マリアノ・リベラとだれかを比べることはしたくないが、彼はまさにリベラ的なポストシーズンの活躍だった。彼がマウンドに上がった時点で、試合は終わったも同然だった。

2013年のポストシーズンのことを考えると、コージに関するお気に入りの事実、おそらく一番のお気に入りのスタッツのことを思い出すんだ。

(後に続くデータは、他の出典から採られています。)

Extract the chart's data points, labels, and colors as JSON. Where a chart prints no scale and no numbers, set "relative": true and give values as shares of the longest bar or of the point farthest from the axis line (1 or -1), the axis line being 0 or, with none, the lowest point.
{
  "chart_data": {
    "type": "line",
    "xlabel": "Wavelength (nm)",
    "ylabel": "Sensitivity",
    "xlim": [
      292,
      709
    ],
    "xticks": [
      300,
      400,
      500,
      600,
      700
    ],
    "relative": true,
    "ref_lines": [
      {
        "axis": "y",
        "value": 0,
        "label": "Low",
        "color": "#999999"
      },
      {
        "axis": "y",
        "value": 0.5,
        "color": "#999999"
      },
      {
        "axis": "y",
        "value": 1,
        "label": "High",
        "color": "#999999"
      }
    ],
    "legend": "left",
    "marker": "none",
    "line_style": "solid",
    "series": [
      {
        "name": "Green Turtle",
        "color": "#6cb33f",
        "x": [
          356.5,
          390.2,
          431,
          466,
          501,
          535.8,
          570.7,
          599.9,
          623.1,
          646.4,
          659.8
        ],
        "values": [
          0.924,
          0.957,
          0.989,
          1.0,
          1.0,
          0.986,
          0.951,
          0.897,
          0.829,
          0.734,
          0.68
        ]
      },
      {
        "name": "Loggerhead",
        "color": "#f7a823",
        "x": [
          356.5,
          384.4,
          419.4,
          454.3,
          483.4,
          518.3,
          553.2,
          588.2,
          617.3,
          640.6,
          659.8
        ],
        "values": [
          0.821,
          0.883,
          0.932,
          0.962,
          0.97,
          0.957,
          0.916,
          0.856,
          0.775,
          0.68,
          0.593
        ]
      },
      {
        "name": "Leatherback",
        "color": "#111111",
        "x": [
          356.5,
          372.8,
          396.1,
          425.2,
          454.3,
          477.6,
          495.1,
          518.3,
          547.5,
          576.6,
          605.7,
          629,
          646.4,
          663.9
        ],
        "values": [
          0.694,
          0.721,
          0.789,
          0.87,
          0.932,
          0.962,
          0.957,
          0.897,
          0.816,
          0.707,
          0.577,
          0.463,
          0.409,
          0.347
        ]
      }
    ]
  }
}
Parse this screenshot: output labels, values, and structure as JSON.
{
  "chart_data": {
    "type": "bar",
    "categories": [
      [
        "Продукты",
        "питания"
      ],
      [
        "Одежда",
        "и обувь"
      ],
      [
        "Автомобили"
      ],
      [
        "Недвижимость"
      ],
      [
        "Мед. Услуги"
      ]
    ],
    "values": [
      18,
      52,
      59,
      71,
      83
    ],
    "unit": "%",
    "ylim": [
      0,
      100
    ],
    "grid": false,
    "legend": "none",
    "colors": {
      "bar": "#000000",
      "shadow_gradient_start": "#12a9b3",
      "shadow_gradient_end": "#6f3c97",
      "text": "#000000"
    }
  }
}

2013年8月3日にウエハラは1人の打者に対し四球を出した。そして、次のシーズンの4月19日まで、ポストシーズンも含めて1人の打者も歩かせることはなかったんだ。その間、彼は55人の打者を三振に切って取った。よく考えてみてくれよ。考えたかい?それは本当に途方もないことで、彼と同じレベルで四球を防ぎながら三振を積み上げる投手がまた現れるのかどうか、正直言って定かではないね」

このように、上原がレッドソックス時代に残した成績を賞賛しています。

また、数字だけではなく、ベンチで激しくハイタッチするシーンや、ビッグ・パピことデビッド・オルティーズに担ぎ上げられるおなじみのシーンも取り上げられていました。

そして、記事の最後はこう締められています。

「コージは正真正銘ボストンの街のスポーツの象徴であり、彼を見ることは独特の楽しい経験だった。これまでの人生で、どんなスポーツにおいても、それに匹敵する経験というのはなかなかない。ボストンのファンはみんな、彼が日本に戻って成功するように応援していると思う。そしてもっと大事なことには、ボストンのファンはみんな、彼がボストンとフェンウェイパークにいつでも戻ってきてくれていいと思っていることを彼に分かっていてほしいと願っているはずだ」

もちろん、この記事はこの人が自分の思いを記したものですが、上原がボストンで残したインパクトを考えると、同じように上原のピッチングを楽しみ、その時の興奮とともに記憶しているボストンのファンは少なくないはずです。

上原本人が希望していた通りメジャーでのピッチングが続けられなかったことは残念です。しかし、記録にも記憶にも残る、素晴らしいメジャーリーガーとしてのキャリアだったのではないでしょうか。